In general, I blame fear for the evils of the world. It’s an
annoying habit of mine, to try to make sense of everything, and to look for
root causes everywhere. Why does that family member make irrational and
self-destructive decisions? Why does that colleague lash out at team members in
meetings? Why did my cousin’s wife's sister get
nasty in a debate about prayer in school and unfriend me on Facebook? Why? It
usually seems to come down to fear. Yeah, okay, I’m not fearless. Hell, I get
scared about all kinds of stupid things. Skiing moguls. Dancing in public. Job
interviews. But I’ve been figuring out how to get past it and live with it
since I was a little girl.
I’ll tell you what I’m really scared of. I’m terrified of
global warming. I’m frightened for my children and their futures. I look back
on my own childhood and the blissful innocence and ignorance I had, we all had,
about our world, and sometimes I want so badly to wish myself back to that
place. I wish I could go back to an Austin without traffic jams, a Texas that
had open country between the cities, a Dallas with endless flocks of birds and
the Milky Way in the sky at night. I can wish with all my might for this, but
there is no going back, and forward looks pretty horrifying. Desertification,
mass extinctions, coastal flooding, famine, economic and political collapse.

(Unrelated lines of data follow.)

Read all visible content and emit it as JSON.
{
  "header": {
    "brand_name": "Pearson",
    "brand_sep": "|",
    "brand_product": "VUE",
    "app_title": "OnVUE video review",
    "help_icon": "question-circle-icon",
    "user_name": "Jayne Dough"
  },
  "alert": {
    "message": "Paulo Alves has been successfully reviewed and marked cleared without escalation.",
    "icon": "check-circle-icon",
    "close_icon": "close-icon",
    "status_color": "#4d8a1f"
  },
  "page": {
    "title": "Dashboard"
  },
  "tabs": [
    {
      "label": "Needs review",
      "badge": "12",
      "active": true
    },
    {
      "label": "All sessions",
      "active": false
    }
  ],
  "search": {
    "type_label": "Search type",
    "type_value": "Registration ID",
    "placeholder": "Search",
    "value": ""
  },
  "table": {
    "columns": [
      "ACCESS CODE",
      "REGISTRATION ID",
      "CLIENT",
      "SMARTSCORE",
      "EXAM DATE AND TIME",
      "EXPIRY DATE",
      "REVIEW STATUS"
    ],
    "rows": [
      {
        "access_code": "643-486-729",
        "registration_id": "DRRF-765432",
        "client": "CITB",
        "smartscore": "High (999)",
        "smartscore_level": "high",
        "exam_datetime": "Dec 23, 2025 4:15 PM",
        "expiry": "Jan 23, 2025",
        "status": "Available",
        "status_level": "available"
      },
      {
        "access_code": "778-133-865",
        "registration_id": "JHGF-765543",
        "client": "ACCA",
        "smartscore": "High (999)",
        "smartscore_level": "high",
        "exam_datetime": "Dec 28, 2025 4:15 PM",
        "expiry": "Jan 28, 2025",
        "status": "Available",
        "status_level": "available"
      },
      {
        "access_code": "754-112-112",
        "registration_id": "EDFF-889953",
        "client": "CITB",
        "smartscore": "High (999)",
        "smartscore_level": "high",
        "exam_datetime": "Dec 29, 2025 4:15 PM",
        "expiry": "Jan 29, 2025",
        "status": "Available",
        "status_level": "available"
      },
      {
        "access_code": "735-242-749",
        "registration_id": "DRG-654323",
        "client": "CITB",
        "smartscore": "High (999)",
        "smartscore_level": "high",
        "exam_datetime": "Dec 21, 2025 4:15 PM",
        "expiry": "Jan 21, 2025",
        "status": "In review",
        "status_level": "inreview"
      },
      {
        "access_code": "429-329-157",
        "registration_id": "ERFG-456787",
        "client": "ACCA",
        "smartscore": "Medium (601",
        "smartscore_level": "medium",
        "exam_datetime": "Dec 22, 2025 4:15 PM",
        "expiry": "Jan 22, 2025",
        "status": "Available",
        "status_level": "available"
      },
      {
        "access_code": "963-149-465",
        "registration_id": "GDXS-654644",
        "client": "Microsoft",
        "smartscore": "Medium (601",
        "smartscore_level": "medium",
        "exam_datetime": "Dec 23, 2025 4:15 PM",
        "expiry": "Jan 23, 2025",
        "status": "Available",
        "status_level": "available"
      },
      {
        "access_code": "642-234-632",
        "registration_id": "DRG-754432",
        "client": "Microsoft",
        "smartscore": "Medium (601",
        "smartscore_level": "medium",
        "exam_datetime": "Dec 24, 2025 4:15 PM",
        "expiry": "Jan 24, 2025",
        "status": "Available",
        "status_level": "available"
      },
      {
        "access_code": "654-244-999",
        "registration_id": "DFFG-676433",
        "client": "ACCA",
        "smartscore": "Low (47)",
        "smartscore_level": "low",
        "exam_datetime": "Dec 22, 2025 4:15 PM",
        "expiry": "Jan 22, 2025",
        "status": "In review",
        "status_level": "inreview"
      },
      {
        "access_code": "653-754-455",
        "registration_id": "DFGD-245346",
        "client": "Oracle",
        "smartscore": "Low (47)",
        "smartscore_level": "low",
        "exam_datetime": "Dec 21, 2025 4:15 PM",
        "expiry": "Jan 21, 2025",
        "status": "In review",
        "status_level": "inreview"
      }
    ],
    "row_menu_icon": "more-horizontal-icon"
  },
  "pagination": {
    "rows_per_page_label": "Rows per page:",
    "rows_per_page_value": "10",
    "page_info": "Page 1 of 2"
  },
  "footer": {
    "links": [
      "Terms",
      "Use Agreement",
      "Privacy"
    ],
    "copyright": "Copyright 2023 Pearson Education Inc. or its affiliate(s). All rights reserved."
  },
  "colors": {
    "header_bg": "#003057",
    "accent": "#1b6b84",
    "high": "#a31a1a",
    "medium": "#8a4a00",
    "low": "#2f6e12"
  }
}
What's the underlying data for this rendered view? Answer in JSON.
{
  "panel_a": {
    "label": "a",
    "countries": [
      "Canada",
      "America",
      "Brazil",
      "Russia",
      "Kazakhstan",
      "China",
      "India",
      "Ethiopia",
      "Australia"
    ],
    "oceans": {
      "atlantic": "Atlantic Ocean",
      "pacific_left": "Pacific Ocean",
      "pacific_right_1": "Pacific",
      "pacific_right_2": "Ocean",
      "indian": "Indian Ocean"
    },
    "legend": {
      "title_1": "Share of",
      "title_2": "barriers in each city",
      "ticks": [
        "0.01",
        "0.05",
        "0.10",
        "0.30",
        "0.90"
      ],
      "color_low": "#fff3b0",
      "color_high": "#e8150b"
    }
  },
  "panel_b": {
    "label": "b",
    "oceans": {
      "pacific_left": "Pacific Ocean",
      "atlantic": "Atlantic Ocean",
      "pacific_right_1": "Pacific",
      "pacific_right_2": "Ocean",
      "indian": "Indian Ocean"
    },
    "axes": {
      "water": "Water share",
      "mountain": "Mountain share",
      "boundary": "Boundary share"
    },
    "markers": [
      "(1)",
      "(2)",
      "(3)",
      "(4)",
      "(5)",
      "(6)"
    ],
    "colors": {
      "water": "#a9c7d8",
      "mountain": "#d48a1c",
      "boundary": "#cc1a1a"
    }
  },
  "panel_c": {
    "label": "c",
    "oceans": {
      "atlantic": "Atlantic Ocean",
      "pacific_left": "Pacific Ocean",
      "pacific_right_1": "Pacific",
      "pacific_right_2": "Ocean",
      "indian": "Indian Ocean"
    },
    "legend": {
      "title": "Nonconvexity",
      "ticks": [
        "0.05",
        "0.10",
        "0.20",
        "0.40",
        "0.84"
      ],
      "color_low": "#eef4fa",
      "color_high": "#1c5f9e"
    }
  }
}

I’m a natural optimist, but even the best-case scenarios are awful to
contemplate.
The climate-change deniers might be able to fool a few
people for a little while, but I don’t think they’re fooling themselves. I
think this ridiculous war on women’s rights is a desperate attempt by people
of little courage and less honesty to attempt to control something, anything,
in this big scary modern mess of a world we’ve created. Women’s bodies are
intimately connected to the rhythms of the earth, to life and death and the
warm mucky wormy soil. Our destruction of the planet and systemic violence
against women are two symptoms of the same disease. These fundamentalists and
their pet politicians remind me of toddlers screaming at and kicking the mother
who said ‘no’ to that toy at the store. Just as our mothers controlled our
lives and choices when we were young, Mother Nature rules us all. Her laws are
immutable; no matter how much we rail against her authority we hold no sway
over her decisions. Her body gives birth to us, nurtures and holds and inspires
us, and eventually consumes us when our span of years is complete. For
centuries, our societies and religions revered and deified the Mother, but as
Judaism, Christianity, and Islam spread across the globe, the Goddess was demonized
and driven underground. The lives and bodies of women as well as the earth
itself were reduced to resources entrusted to man by a male God. This myth of
human domination and control of nature is so interwoven into our social
structures, our economies, our language, and our lives that it is almost
impossible to travel to a different mental space and imagine a different
philosophy.
The current attempt to legislate and codify sexual activity,
family life, and child-bearing is the terrified midnight screaming of men and
women who are trying to hide from the catastrophe of a failing civilization.
The news today of legislators in North Carolina attempting to create an
official state religion is just one more foolish attempt to build a wall around
the reality we choose instead of facing the reality that is. There is only one
word for this: insanity.
What is the cure for this madness? People of courage must
be willing to stand unflinchingly in front of the gates of the hell we have
created. We must open our doors and invite terror and death and despair to the
table. We must play the cards that we hold because there is no ace up our
sleeves, and we all know it. Shall I deal you in?